Meutya Hafid mengungkapkan kekhawatirannya terkait meningkatnya kasus pornografi anak dan perjudian online di Indonesia. Data dari National Center for Missing and Exploited Children menunjukkan bahwa Indonesia termasuk dalam empat besar negara dengan kasus pornografi anak tertinggi di dunia. Selain itu, laporan dari Pusat Pelaporan dan Analisis Transaksi Keuangan (PPATK) juga menyebutkan bahwa sekitar 2% dari pemain judi online di Indonesia berusia di bawah 10 tahun, dengan total 80.000 orang.

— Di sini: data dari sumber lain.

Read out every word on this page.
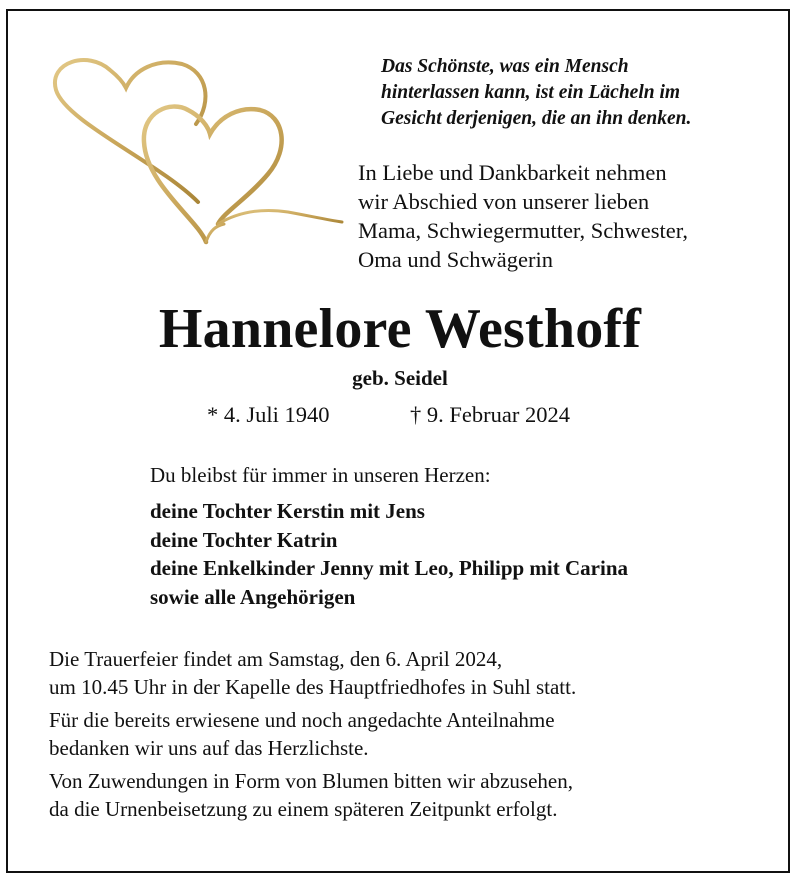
Das Schönste, was ein Mensch
hinterlassen kann, ist ein Lächeln im
Gesicht derjenigen, die an ihn denken.

In Liebe und Dankbarkeit nehmen
wir Abschied von unserer lieben
Mama, Schwiegermutter, Schwester,
Oma und Schwägerin

Hannelore Westhoff
geb. Seidel
* 4. Juli 1940	† 9. Februar 2024

Du bleibst für immer in unseren Herzen:

deine Tochter Kerstin mit Jens
deine Tochter Katrin
deine Enkelkinder Jenny mit Leo, Philipp mit Carina
sowie alle Angehörigen

Die Trauerfeier findet am Samstag, den 6. April 2024,
um 10.45 Uhr in der Kapelle des Hauptfriedhofes in Suhl statt.

Für die bereits erwiesene und noch angedachte Anteilnahme
bedanken wir uns auf das Herzlichste.

Von Zuwendungen in Form von Blumen bitten wir abzusehen,
da die Urnenbeisetzung zu einem späteren Zeitpunkt erfolgt.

“Regulasi yang lebih ketat sangat diperlukan untuk memastikan anak-anak Indonesia terlindungi dari konten berbahaya. Kami berharap kerja sama yang lebih erat dengan Google untuk menciptakan ruang digital yang lebih aman bagi anak-anak,” ujar Meutya Hafid dalam keterangannya.
Leslie Miller menanggapi hal tersebut dengan positif, menyatakan bahwa Indonesia merupakan salah satu pasar terbesar untuk produk Google, khususnya YouTube. “Kami siap bekerja sama dengan pemerintah Indonesia untuk memastikan platform kami lebih aman bagi semua pengguna, terutama anak-anak,” kata Leslie.
Kerja sama ini menjadi langkah penting dalam menciptakan lingkungan online yang lebih aman dan mendukung upaya pemerintah dalam menanggulangi masalah yang semakin serius terkait perlindungan anak-anak di dunia digital.